Kongre sonunda alınan kararlar, Osmanlı Devleti'nin aleyhine olacak şekildeydi. Berlin Antlaşması gereği Doğu Anadolu'da yapılacak ıslahatlar, Makedonya dahil İmparatorluğun her tarafında yapılacak, bunun sonucu olarak bütün İmparatorluk dahilinde "mahalli idareler ve milli muhtariyet idareleri" kurulacaktı. Bu kararlar, Jön Türkler arasında ilk büyük çatlağın yaşanmasına neden oldu. Ahmet Rıza, Osmanlı yönetimi üzerine dış müdahaleyi çeken maddeye şiddetle itiraz etti. Bu durum, İttihat ve Terakki Cemiyeti'nin zayıflamasına ve Prens Sabahattin'in grubunun güçlenmesine yol açtı.

  • Kongre kararları Osmanlı Devleti'nin aleyhineydi.
  • Jön Türkler arasında ilk büyük çatlak yaşandı.
  • Prens Sabahattin'in grubu güçlendi.

Abdülhamit'e Suikast Girişimleri ve İhanetin Boyutları

Jön Türklerin Sultan Abdülhamit'ten kurtulma planları, onu hem bir halk veya askeri ayaklanma ile devirmeyi, hem de bir suikastla öldürmeyi içeriyordu. Talat ve Bahaettin Şakir Beyler, bu düşüncelerini açıkça dile getirmişlerdi. Bahaettin Şakir, Abdülhamit'i öldürmek için birçok suikast girişiminde bulunmuştu. Hatta bir suikast girişiminde Ermeni bölücüleriyle işbirliği yapma yoluna gitmişti.
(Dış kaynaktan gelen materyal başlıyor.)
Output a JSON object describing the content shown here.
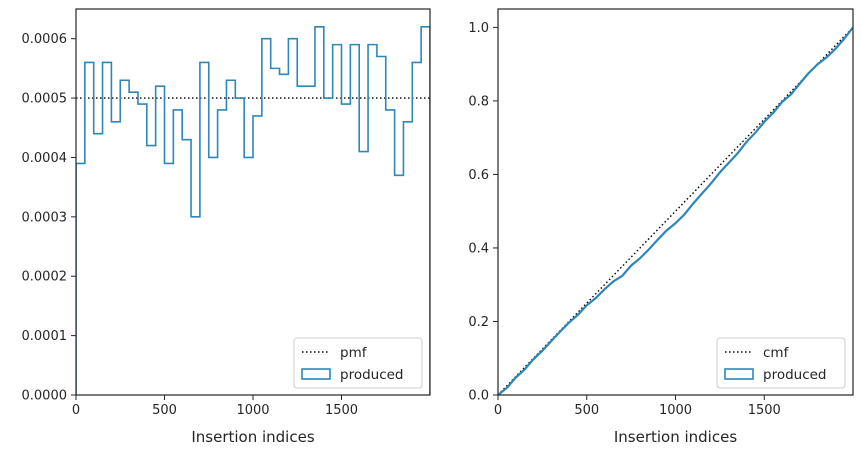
{
  "chart_data": [
    {
      "type": "step",
      "xlabel": "Insertion indices",
      "xlim": [
        0,
        2000
      ],
      "ylim": [
        0,
        0.00065
      ],
      "x_ticks": [
        0,
        500,
        1000,
        1500
      ],
      "x_tick_labels": [
        "0",
        "500",
        "1000",
        "1500"
      ],
      "y_ticks": [
        0,
        0.0001,
        0.0002,
        0.0003,
        0.0004,
        0.0005,
        0.0006
      ],
      "y_tick_labels": [
        "0.0000",
        "0.0001",
        "0.0002",
        "0.0003",
        "0.0004",
        "0.0005",
        "0.0006"
      ],
      "legend": {
        "placement": "lower-right",
        "entries": [
          "pmf",
          "produced"
        ]
      },
      "series": [
        {
          "name": "pmf",
          "style": "dotted",
          "color": "#000000",
          "x": [
            0,
            2000
          ],
          "values": [
            0.0005,
            0.0005
          ]
        },
        {
          "name": "produced",
          "style": "step-histogram",
          "color": "#2f86b8",
          "bin_edges": [
            0,
            50,
            100,
            150,
            200,
            250,
            300,
            350,
            400,
            450,
            500,
            550,
            600,
            650,
            700,
            750,
            800,
            850,
            900,
            950,
            1000,
            1050,
            1100,
            1150,
            1200,
            1250,
            1300,
            1350,
            1400,
            1450,
            1500,
            1550,
            1600,
            1650,
            1700,
            1750,
            1800,
            1850,
            1900,
            1950,
            2000
          ],
          "values": [
            0.00039,
            0.00056,
            0.00044,
            0.00056,
            0.00046,
            0.00053,
            0.00051,
            0.00049,
            0.00042,
            0.00052,
            0.00039,
            0.00048,
            0.00043,
            0.0003,
            0.00056,
            0.0004,
            0.00048,
            0.00053,
            0.0005,
            0.0004,
            0.00047,
            0.0006,
            0.00055,
            0.00054,
            0.0006,
            0.00052,
            0.00052,
            0.00062,
            0.0005,
            0.00059,
            0.00049,
            0.00059,
            0.00041,
            0.00059,
            0.00057,
            0.00048,
            0.00037,
            0.00046,
            0.00056,
            0.00062
          ]
        }
      ]
    },
    {
      "type": "line",
      "xlabel": "Insertion indices",
      "xlim": [
        0,
        2000
      ],
      "ylim": [
        0,
        1.05
      ],
      "x_ticks": [
        0,
        500,
        1000,
        1500
      ],
      "x_tick_labels": [
        "0",
        "500",
        "1000",
        "1500"
      ],
      "y_ticks": [
        0,
        0.2,
        0.4,
        0.6,
        0.8,
        1.0
      ],
      "y_tick_labels": [
        "0.0",
        "0.2",
        "0.4",
        "0.6",
        "0.8",
        "1.0"
      ],
      "legend": {
        "placement": "lower-right",
        "entries": [
          "cmf",
          "produced"
        ]
      },
      "series": [
        {
          "name": "cmf",
          "style": "dotted",
          "color": "#000000",
          "x": [
            0,
            2000
          ],
          "values": [
            0,
            1
          ]
        },
        {
          "name": "produced",
          "style": "solid",
          "color": "#2f86b8",
          "x": [
            0,
            50,
            100,
            150,
            200,
            250,
            300,
            350,
            400,
            450,
            500,
            550,
            600,
            650,
            700,
            750,
            800,
            850,
            900,
            950,
            1000,
            1050,
            1100,
            1150,
            1200,
            1250,
            1300,
            1350,
            1400,
            1450,
            1500,
            1550,
            1600,
            1650,
            1700,
            1750,
            1800,
            1850,
            1900,
            1950,
            2000
          ],
          "values": [
            0,
            0.0195,
            0.0475,
            0.0695,
            0.0975,
            0.1205,
            0.147,
            0.1725,
            0.197,
            0.218,
            0.244,
            0.2635,
            0.2875,
            0.309,
            0.324,
            0.352,
            0.372,
            0.396,
            0.4225,
            0.4475,
            0.4675,
            0.491,
            0.521,
            0.5485,
            0.5755,
            0.6055,
            0.6315,
            0.6575,
            0.6885,
            0.7135,
            0.743,
            0.7675,
            0.797,
            0.8175,
            0.847,
            0.8755,
            0.8995,
            0.918,
            0.941,
            0.969,
            1.0
          ]
        }
      ]
    }
  ]
}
Ancak bu suikastlar, finansman yetersizliği nedeniyle başarısızlıkla sonuçlandı.

Ermeni teröristler ise, 5 Temmuz 1905'te Yıldız Camii'nde Abdülhamit'e yönelik bir suikast düzenlediler. Bu suikastta, Osmanlı vatanını bölme emelli Siyonist Yahudilerin de parmağı olduğu iddia edilmektedir. Suikast, Sultan'ın Şeyhulislam Cemalettin Efendi ile konuşması nedeniyle 2 dakika 42 saniye gecikmeli olarak patlatılmış ve Abdülhamit ölümden kurtulmuştur.

Bu başarısız suikast girişimi, Jön Türk gruplarında gizli bir üzüntüye neden olmuştu. Tevfik Fikret, "Lahza-i Teahhür" adlı şiirinde, Abdülhamit'in ölümden kurtulmasına duyduğu üzüntüyü dile getirmişti. Bu şiir, dönemin siyasi atmosferini ve ihanetin boyutlarını gözler önüne sermektedir.

Sultan Abdülhamit'e yönelik suikast girişimleri ve Ermeni örgütler ile Jön Türkler arasındaki işbirliği, Osmanlı İmparatorluğu'nun son dönemlerindeki siyasi karmaşayı ve farklı ideolojilerin nasıl bir araya gelebileceğini göstermektedir. Bu ittifak, dönemin siyasi aktörlerinin çıkarları doğrultusunda nasıl hareket ettiğini ve imparatorluğun geleceği üzerindeki etkilerini anlamak açısından önemlidir.